Because in the first half of the answer $\displaystyle 18\sqrt[3]xy$ the x is under the radicand. While in the second half $\displaystyle 6x\sqrt[3]{x}$ the x is outside the radicand. I do not understand why one x would be included under the radicand while the other would not.

Please Help Clarify & Many Thanks (Happy)

---

Well, in the second term, the x term is inside and outside the radical.

$\displaystyle 3\sqrt[3]{x}(6y-2x)\implies \left[3\sqrt[3]{x}\cdot 6y\right]-\left[3\sqrt[3]{x}\cdot 2x\right]\implies 18\sqrt[3]xy-6x\sqrt[3]x$

We could, however, combine $\displaystyle x$ and $\displaystyle \sqrt[3]x$, but I believe that is beyond what the question is asking.

Does this help?

--Chris

$\displaystyle x\sqrt[3]{x}$ Not it does not ask me to, but im curious as to how to simply this.

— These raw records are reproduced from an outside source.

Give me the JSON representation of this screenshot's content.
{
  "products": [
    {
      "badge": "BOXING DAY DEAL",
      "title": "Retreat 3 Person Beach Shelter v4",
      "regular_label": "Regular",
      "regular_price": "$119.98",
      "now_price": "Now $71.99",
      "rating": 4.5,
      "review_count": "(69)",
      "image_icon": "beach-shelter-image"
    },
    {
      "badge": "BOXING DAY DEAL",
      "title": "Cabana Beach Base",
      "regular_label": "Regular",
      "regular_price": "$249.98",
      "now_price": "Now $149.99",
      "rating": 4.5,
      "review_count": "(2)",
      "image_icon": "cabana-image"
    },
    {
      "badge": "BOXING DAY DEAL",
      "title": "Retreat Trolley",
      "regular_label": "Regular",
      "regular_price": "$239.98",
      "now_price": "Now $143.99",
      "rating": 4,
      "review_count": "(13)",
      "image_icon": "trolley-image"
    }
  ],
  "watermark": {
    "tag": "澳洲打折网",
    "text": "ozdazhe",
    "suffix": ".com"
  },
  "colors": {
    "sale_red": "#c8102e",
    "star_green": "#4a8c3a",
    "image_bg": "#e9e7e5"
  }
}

Im guessing its Using $\displaystyle \sqrt[n]{a^m}=a^{\frac{m}{n}}$. But im not sure how it works out with another x right beside it.

EDIT: And yes it does help chris, but i would like to go beyond what the question is asking to enhance my knowledge.

Quote:

---

Originally Posted by cmf0106

$\displaystyle x\sqrt[3]{x}$ Not it does not ask me to, but im curious as to how to simply this. Im guessing its Using $\displaystyle \sqrt[n]{a^m}=a^{\frac{m}{n}}$. But im not sure how it works out with another x right beside it.

---

Keep in mind $\displaystyle x^a\cdot x^b=x^{a+b}$ where we have $\displaystyle x=x^1$ and $\displaystyle \sqrt[3]x=x^{\frac{1}{3}}$

So, $\displaystyle x\cdot x^{\frac{1}{3}}=\dots$

--Chris

so $\displaystyle x^{1\frac{1}{3}}$?

Quote:

---

Originally Posted by cmf0106

so $\displaystyle x^{1\frac{1}{3}}$?

---

yes...or as an improper fraction $\displaystyle x^{\frac{4}{3}}$. In radical notation it would be $\displaystyle \sqrt[3]{x^4}$

Does this make more sense now?

--Chris

Yes it does thanks for answering my questions Chris and everyone else!